A l’occasion de la Journée nationale de lutte contre le harcèlement, UNICEF France publie les résultats de sa 4e Consultation nationale des 6-18 ans. Interrogé.e.s sur les relations entre les filles et les garçons et la perception des droits tels qu’ils sont vécus selon que l’on est une fille ou un garçon, ils.elles sont un nombre record de 26 458 enfants et adolescent.e.s à avoir répondu aux 165 questions sur leur vie en France métropolitaine et Guyane.
Paris, le 8 novembre 2018 – Leurs réponses passionnantes ont été analysées par Serge Paugam, sociologue et Edith Maruéjouls, géographe du genre, avec Catherine Dolto, haptothérapeute. Illustré par Lisa Mandel, le rapport met en évidence les formes de moqueries et harcèlement qui les concernent tous, filles et garçons et, au-delà, les inégalités et discriminations spécifiques auxquelles doivent faire face les filles dès le plus jeune âge.
L’école, la séparation des sexes
L’enquête montre que les enfants et les adolescent.e.s sont nombreux à faire l’expérience de moqueries, de discriminations ou de harcèlement.
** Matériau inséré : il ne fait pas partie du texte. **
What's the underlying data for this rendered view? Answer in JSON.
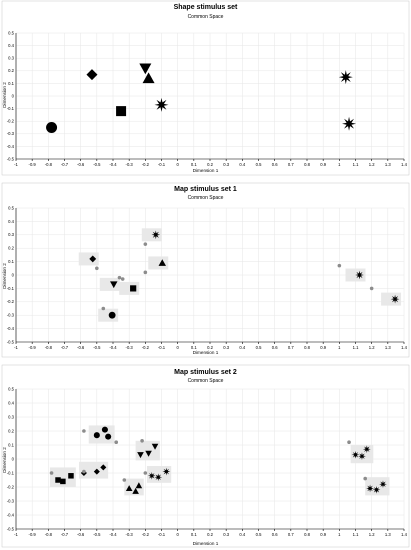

Ces formes de violence renforcent les poids des inégalités sociales car ce sont souvent les enfants ou les adolescent.e.s les plus défavorisé.e.s qui en sont la cible.
Plus de 30 % des enfants et adolescent.e.s déclarent avoir été victimes de moqueries et d’attaques blessantes à l’école. A 7-8 ans, 1 enfant sur 2 s’en plaint. Les garçons en primaire sont les plus touchés par ce type d’épreuve qui concerne moins les filles, mieux intégrées au milieu scolaire. La cour de récréation illustre la séparation des sexes à l’école, notamment en primaire, par la place qu’occupent les filles et les garçons : les garçons au large et au centre, les filles sur le côté.
L’amitié entre les filles et les garçons ne semble pas aller de soi : ils.elles sont 40 % à déclarer ne pas avoir au moins un ami du sexe opposé. Autre sujet de tension : l’homophobie. Les filles apparaissent nettement plus ouvertes à l’homosexualité que les garçons, ils.elles sont 45 % entre 13 et 18 ans à ne pas indiquer clairement que « l’on peut aimer qui on veut et que l’amour entre filles et l’amour entre garçons est le même amour qu’entre une fille et un garçon ».
La prise de conscience des inégalités dès la préadolescence
Le lieu d’habitation reste le facteur déterminant pour expliquer les inégalités et les privations ressenties. Mais le fait d’habiter dans un quartier populaire ou prioritaire ou encore d’avoir des parents au chômage a un effet plus fort pour les filles que pour les garçons. Les réponses montrent que pour quasiment toutes les formes de privations, dans un même quartier populaire ou prioritaire, elles sont plus impactées par l’effet social : moins d’accès aux savoirs, à la santé, aux loisirs, à la sociabilité…
De manière générale, les filles perçoivent cette différence mais en prennent conscience avec l’âge : elles sont 45 % à considérer qu’elles ont moins de droits que les garçons contre 30 % des garçons qui pensent le contraire. Cette perception se renforce à la préadolescence pour atteindre 65 % chez les filles à 17 ans.
Des filles deux fois plus harcelées
Que ce soit sur internet, dans les transports en commun ou dans l’espace public, l’enquête montre que les filles sont deux fois plus harcelées que les garçons. Une fille sur 10 déclare avoir subi une forme d’insulte ou de harcèlement dans l’espace public. Elles subissent surtout davantage de discriminations liées à la tenue vestimentaire qui concerne globalement 19 % des 15/18 ans. En réponse, les filles restent davantage confinées dans l’espace domestique ou dans les lieux où elles se sentent en sécurité, laissant l’espace public aux garçons.
Internet : frustration et mauvaises rencontres
L’enfance est désormais connectée : plus de 62 % communiquent par internet avec leurs amis, 58 % sont présent.e.s sur un réseau social. Mais cette virtualité engendre des frustrations : ils.elles sont seulement 40 % à se considérer valorisé.e.s par ces échanges. Plus grave, 9,5 % déclarent avoir été agressé.e.s ou harcelé.e.s sur les réseaux, avec un maximum à 24 % chez les adolescent.e.s de 18 ans. Enfin, ils.elles sont exposé.e.s à des images qui les choquent : 38 % voient des images qui leur font peur, 24 % déclarent avoir déjà vu des images pornographiques.